Superación inmoral

Esther Muntaner

La gente suele preguntarse cuál es su primer recuerdo, el que marca el inicio de una vida y el que envuelve la memoria de la infancia. El mío es el sonido del dolor ajeno.

Mis padres se conocieron en las fiestas del pueblo cuando mi padre todavía guardaba algo de la poca decencia que ha tenido en esta vida. Con la intensidad que acompaña a todas las emociones durante la juventud, se enamoraron y se casaron el mismo año. A los tres meses le dio la primera hostia, pero entonces ya era demasiado tarde. Mi madre ya me llevaba en su vientre y ya me había hecho cómplice de aquella relación deletérea. Nunca supe cuál fue el desencadenante del primer golpe pero, a partir de aquel, nunca le hizo falta ninguna razón para menospreciarla y desacreditarla.
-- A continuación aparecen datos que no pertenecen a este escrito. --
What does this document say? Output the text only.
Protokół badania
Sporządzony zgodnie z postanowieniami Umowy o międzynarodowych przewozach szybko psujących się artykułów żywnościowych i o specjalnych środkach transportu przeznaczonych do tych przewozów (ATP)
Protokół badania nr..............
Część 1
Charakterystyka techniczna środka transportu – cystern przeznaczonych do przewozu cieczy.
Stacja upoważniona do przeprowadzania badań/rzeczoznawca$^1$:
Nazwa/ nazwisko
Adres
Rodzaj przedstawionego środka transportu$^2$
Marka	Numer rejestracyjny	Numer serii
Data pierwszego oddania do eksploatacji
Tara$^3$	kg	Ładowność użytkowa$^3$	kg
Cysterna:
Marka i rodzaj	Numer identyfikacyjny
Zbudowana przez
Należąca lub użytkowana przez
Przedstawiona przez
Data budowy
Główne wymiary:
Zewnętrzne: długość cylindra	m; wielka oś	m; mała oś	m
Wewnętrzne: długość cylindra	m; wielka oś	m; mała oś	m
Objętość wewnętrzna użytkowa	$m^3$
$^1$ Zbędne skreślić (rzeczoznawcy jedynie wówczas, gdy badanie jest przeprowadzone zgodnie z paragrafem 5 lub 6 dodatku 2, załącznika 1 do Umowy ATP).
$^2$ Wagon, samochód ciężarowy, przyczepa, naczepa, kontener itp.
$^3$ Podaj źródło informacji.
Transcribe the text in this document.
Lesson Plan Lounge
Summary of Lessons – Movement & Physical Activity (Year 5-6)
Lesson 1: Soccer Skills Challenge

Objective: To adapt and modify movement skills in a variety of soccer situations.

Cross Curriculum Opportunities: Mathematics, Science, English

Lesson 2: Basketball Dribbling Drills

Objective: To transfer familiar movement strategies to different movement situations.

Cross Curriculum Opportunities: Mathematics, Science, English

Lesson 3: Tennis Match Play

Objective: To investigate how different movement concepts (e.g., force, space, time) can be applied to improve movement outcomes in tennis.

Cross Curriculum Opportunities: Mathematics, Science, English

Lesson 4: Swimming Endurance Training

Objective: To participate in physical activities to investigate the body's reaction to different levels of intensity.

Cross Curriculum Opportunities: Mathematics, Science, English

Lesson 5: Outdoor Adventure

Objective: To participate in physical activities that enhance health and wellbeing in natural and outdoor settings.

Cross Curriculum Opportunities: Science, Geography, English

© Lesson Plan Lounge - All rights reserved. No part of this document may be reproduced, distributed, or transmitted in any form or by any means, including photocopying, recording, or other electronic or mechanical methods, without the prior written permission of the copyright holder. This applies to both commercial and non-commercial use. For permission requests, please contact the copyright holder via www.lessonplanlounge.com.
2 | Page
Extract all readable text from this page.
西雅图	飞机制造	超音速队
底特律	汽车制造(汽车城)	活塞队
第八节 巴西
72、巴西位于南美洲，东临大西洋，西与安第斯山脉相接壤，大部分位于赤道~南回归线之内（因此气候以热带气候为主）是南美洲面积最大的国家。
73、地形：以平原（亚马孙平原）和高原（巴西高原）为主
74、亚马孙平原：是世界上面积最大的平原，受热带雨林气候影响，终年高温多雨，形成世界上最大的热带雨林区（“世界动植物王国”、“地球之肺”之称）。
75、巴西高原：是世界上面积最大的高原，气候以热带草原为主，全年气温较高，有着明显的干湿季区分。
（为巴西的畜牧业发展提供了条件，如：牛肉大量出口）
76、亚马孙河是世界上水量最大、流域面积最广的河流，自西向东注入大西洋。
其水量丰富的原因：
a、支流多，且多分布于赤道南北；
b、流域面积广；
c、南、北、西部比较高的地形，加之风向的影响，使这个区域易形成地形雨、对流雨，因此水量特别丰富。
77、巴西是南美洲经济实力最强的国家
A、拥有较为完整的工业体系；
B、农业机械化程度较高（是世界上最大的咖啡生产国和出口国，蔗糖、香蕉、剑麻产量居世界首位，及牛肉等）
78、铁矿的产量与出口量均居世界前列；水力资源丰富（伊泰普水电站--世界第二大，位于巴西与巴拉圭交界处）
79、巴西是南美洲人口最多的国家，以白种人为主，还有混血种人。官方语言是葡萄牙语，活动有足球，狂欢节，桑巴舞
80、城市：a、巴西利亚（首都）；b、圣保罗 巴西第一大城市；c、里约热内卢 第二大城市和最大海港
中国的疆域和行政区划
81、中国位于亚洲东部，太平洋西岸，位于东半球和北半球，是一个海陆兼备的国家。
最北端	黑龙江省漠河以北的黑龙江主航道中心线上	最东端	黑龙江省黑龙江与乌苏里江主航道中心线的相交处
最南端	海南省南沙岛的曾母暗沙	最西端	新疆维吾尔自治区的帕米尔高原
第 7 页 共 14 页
Mi madre es una mujer sumamente creyente. Fue precisamente en las Sagradas Escrituras donde encontró la fuerza para sobrellevar aquella situación: para esconder los golpes, para ignorar los reproches y para callar, pero también para gestar la venganza. Yo tenía diez años y ya había aprendido a vivir con la aflicción y el odio, que acallaba con la escritura. Aquella noche, mi padre había llegado del trabajo, más sombrío de lo habitual. La crisis del sector agrícola había atizado al pueblo, y los terratenientes habían empezado los despidos: mi padre había sido el primer afectado. Tras una letanía de insultos y recriminaciones a la que mi madre respondió con la asertividad que tanto dominaba, mi padre perdió el control y le lanzó la botella de cerveza que tenía en la mano. Mi madre la esquivó, pero me alcanzó a mí en la cabeza, que estaba lavando los platos, intentando mantenerme al margen de la situación. Me desmayé en el acto, y el siguiente recuerdo es el rostro de mi padre al borde de mi cama con lágrimas en los ojos.

Aquel día perdió toda la dignidad que le quedaba y se arrodilló ante los dos para pedirnos disculpas, pero mi madre sabía que, con aquel golpe, parte de mi alma se había roto y nunca se podría enmendar. Al cabo de unos días, en un intento de mantener la fingida normalidad, mi padre decidió dar un paseo por el pueblo con mi madre. Cuando regresó, la que cruzó la puerta no fue mi madre: fue una mujer libre, libre del sinsabor y de la aflicción, del sufrimiento y el dolor.

—Hijo mío, dice el señor: «Mía es la venganza y la retribución», prometiendo el castigo de los que le han ofendido y la venganza de los oprimidos. Pero ya has visto que a veces Dios está demasiado ocupado para vengarnos, y por eso también dice: «Repudia al injusto y al violento». El otro día tu padre, al golpearte, se alejó del camino de Dios para siempre. Hoy yo me he tomado la justicia por mi mano y he intercedido por Dios. A partir de ahora, tú deberás hacer lo mismo. Nunca más te dejes avasallar, pues nadie más que tú va a salvarte.

Tras aquello, mi madre denunció la desaparición de mi padre. No fue difícil convencer a la policía de que se trataba de un suicidio, teniendo en cuenta el reciente despido y su carácter huraño e introvertido.

Hoy, treinta años después, el día de la salvación ha llegado, y aquí está mi ofrenda. La sangre que todavía brota de su herida encharca el suelo y se extiende como la niebla. Sus ojos, todavía abiertos, se han quedado atrapados en la desesperación del náufrago a la deriva. Mientras le apuñalaba el pecho, ella me atravesaba la mirada con desespero, buscando respuestas a su muerte. Después del forcejeo, he sentido cómo sus puños se relajaban ligeramente, dispuestos a recibir el castigo del juez eterno. No ha llegado a oír mis últimas palabras: «Y manifiestas son las obras de la carne, como el adulterio y la fornicación. Los que cometan tales pecados no heredarán el reino de Dios».